Besides dance, the first memory I have of my independent fitness journey begins in a park full of hookers and pimps on one side and a gorgeous tennis courts on the other side. My public school introduced the program as an alternative to gym. From my first swing I knew I was in love. Hitting that ball across the court, running to recover a serve made me feel strong and fast, which made me feel good. I continued to play tennis in college because it offered the same kind of adrenaline rush dance did and I never looked back.
Over the years I’ve tried several different programs experiencing the same rush each time: my brief golf outings, two years of boxing and now 10+ years of yoga fitness. Exercise became only secondary to eating and breathing because I loved the feeling and having the diversity kept me motivated.

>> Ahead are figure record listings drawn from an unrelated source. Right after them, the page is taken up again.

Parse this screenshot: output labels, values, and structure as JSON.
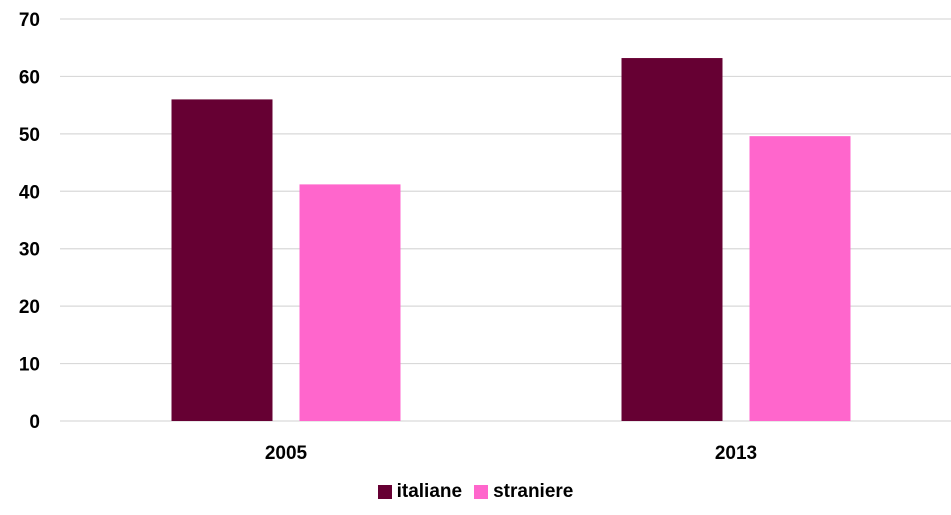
{
  "chart_data": {
    "type": "bar",
    "categories": [
      "2005",
      "2013"
    ],
    "series": [
      {
        "name": "italiane",
        "values": [
          56,
          63.2
        ],
        "color": "#660033"
      },
      {
        "name": "straniere",
        "values": [
          41.2,
          49.6
        ],
        "color": "#FF66CC"
      }
    ],
    "ylim": [
      0,
      70
    ],
    "yticks": [
      0,
      10,
      20,
      30,
      40,
      50,
      60,
      70
    ],
    "grid": true,
    "legend": "bottom-center"
  }
}
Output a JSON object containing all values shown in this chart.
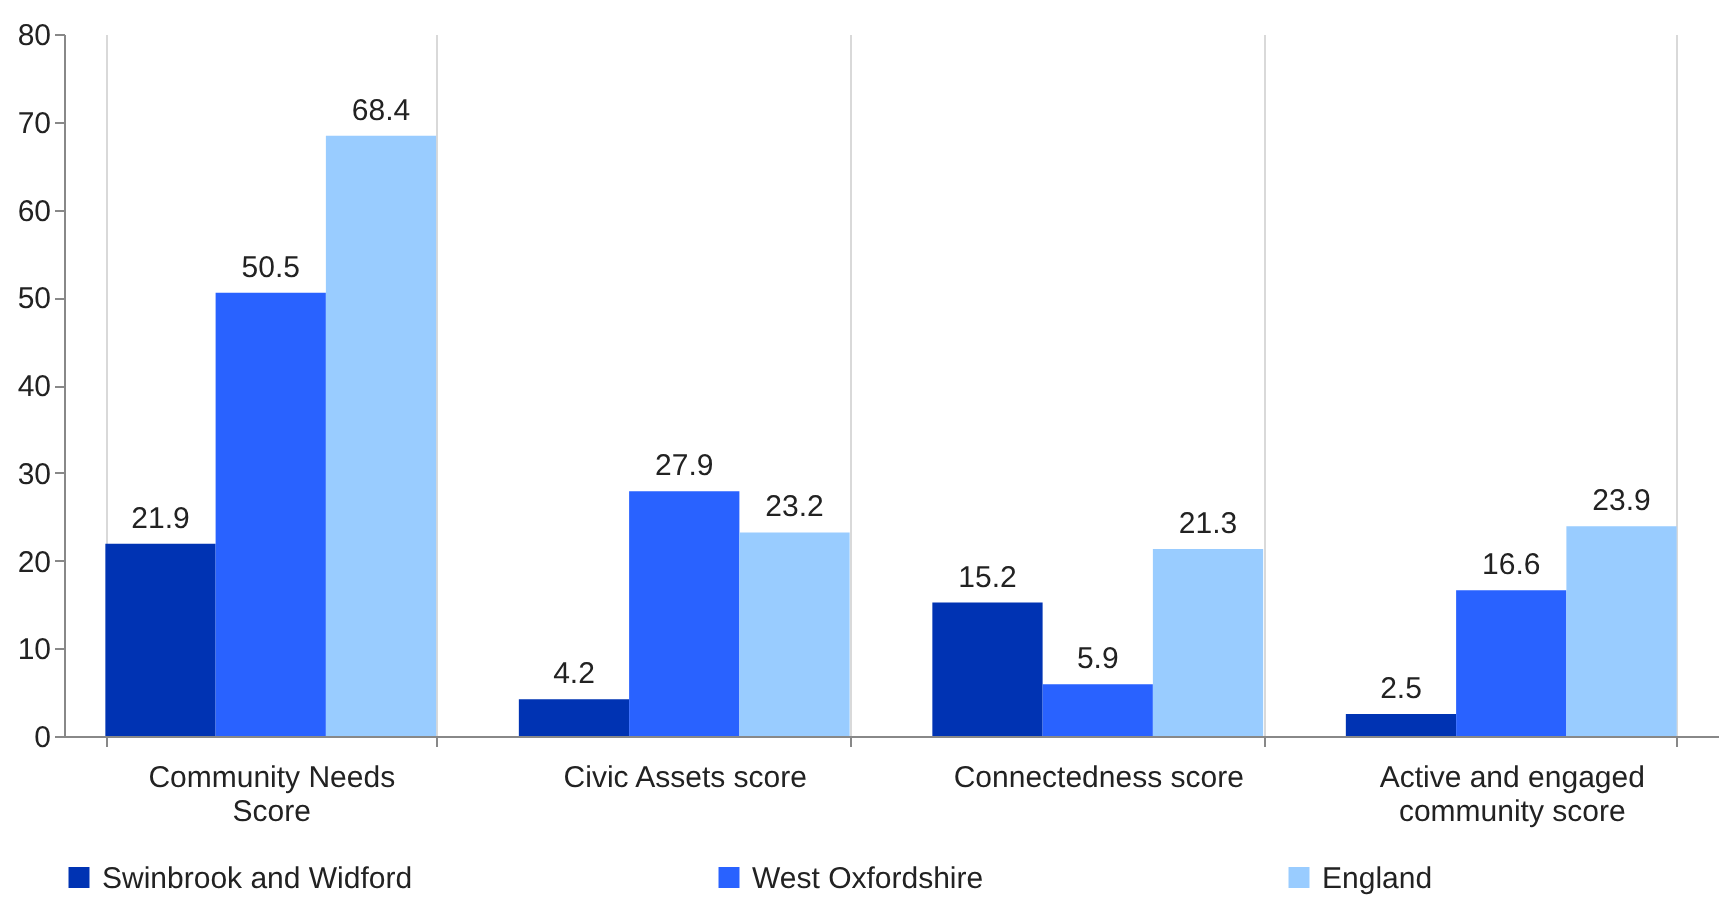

After the birth of my son yoga became my main focus, but I found I didn’t have as much time to work out as I used to. Kids tend to do that. Last year I noticed a little loose skin on my arms (shallow, I know) and made the decision to kick up my work out, adding layers for a fun and diverse (read: not boring) way to get back into the swing of things. I also adopted a paleo or “caveman” eating lifestyle.
Though it has been a little bit of a struggle, I’ve not only noticed the difference in my body and energy levels but also in my husband and son. We’re better as a whole because of that little loose skin, and the journey isn’t even over.